A. La censure d’une exigence excessive quant à la définition du marché pertinent
La Cour de justice relève une erreur de droit commise par le Tribunal dans son appréciation des preuves. Le Tribunal avait reproché à la requérante de ne pas avoir suffisamment défini les marchés pertinents, faute d’informations sur leur taille, leur structure ou les parts de marché des concurrents. La Cour juge cette exigence trop élevée au stade de l’examen de la recevabilité. Elle estime en effet que le Tribunal, « en considérant que de tels éléments étaient nécessaires pour définir le ou les marchés à l’aune desquels la condition de l’atteinte substantielle à la position concurrentielle devait être appréciée, est allé au-delà des exigences résultant de la jurisprudence ».
Cette censure est notable car elle suggère que la démonstration d’une atteinte substantielle ne requiert pas une analyse économique aussi détaillée et définitive que celle qui serait menée lors de l’examen au fond du litige. Un requérant doit seulement indiquer « de façon pertinente les raisons pour lesquelles la décision de la Commission est susceptible de léser ses intérêts légitimes ». Exiger une délimitation quasi-scientifique du marché pertinent au seul stade de la recevabilité reviendrait à imposer une charge probatoire excessive, voire dissuasive.
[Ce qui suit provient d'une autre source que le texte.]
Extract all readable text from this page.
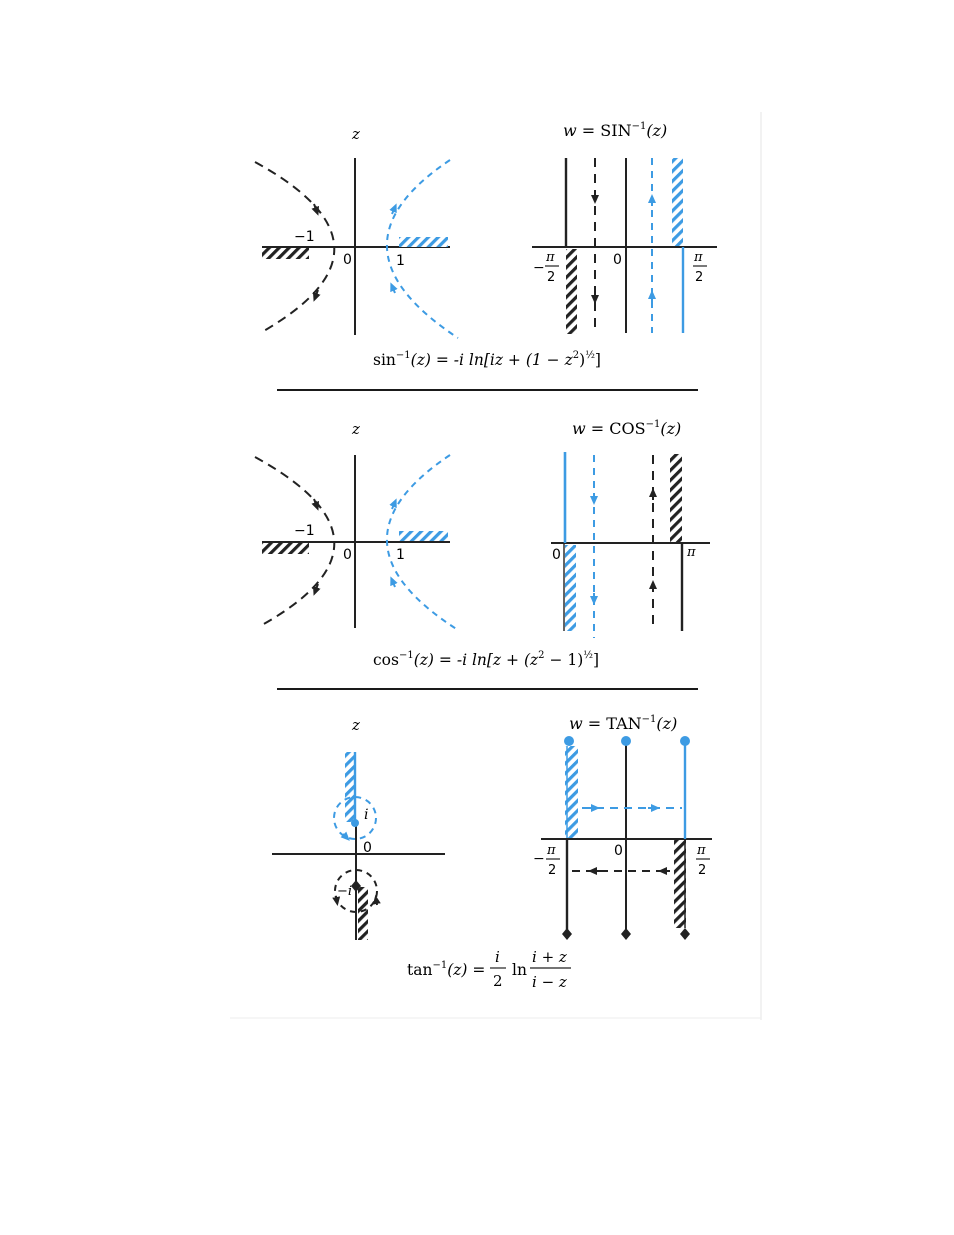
z
−1
0	1
$w = SIN^{-1}(z)$
0
−
π
2
π
2
$\sin^{-1}(z) = -i$ $\ln[iz + (1 - z^2)^{\frac{1}{2}}]$
z
−1
0	1
$w = COS^{-1}(z)$
0	π
$\cos^{-1}(z) = -i$ $\ln[z + (z^2 - 1)^{\frac{1}{2}}]$
z
i
0
−i
$w = TAN^{-1}(z)$
0
−
π
2
π
2
$\tan^{-1}(z)$ =
i
2
ln
i + z
i − z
La Cour semble ainsi tracer une ligne entre les indications plausibles requises pour établir un intérêt à agir et les preuves complètes nécessaires pour emporter la conviction du juge sur le fond.
B. La confirmation de l’insuffisance des preuves relatives au lien de causalité
Malgré l’erreur de droit relevée, la Cour juge le moyen « inopérant » et rejette le pourvoi. Elle estime en effet que cette erreur n’entache pas la conclusion finale du Tribunal sur l’irrecevabilité, qui reposait sur un autre motif, demeuré intact. Le Tribunal avait constaté, dans le cadre de son appréciation souveraine des faits, que la requérante n’avait pas réussi à prouver l’impact concret des mesures litigieuses sur sa situation. La Cour relève que la requérante « n’avait pas établi une baisse importante de son chiffre d’affaires, des pertes financières non négligeables ou une diminution significative de ses parts de marché ».
Ce faisant, la Cour rappelle que la charge de la preuve de l’atteinte substantielle repose en définitive sur la démonstration d’un lien de causalité direct et significatif entre l’avantage accordé au concurrent et la dégradation de sa propre situation. Des allégations générales sur la croissance du bénéficiaire de l’aide ou sur des chevauchements de liaisons aériennes ne suffisent pas. La requérante doit fournir des éléments concrets et chiffrés. En validant l’appréciation factuelle du Tribunal sur ce point, la Cour de justice confirme le caractère très exigeant de la preuve à rapporter. Si la définition du marché peut faire l’objet d’une approche souple, la démonstration du préjudice et de sa cause demeure, elle, soumise à une obligation de rigueur qui constitue le véritable obstacle pour le concurrent souhaitant agir en annulation.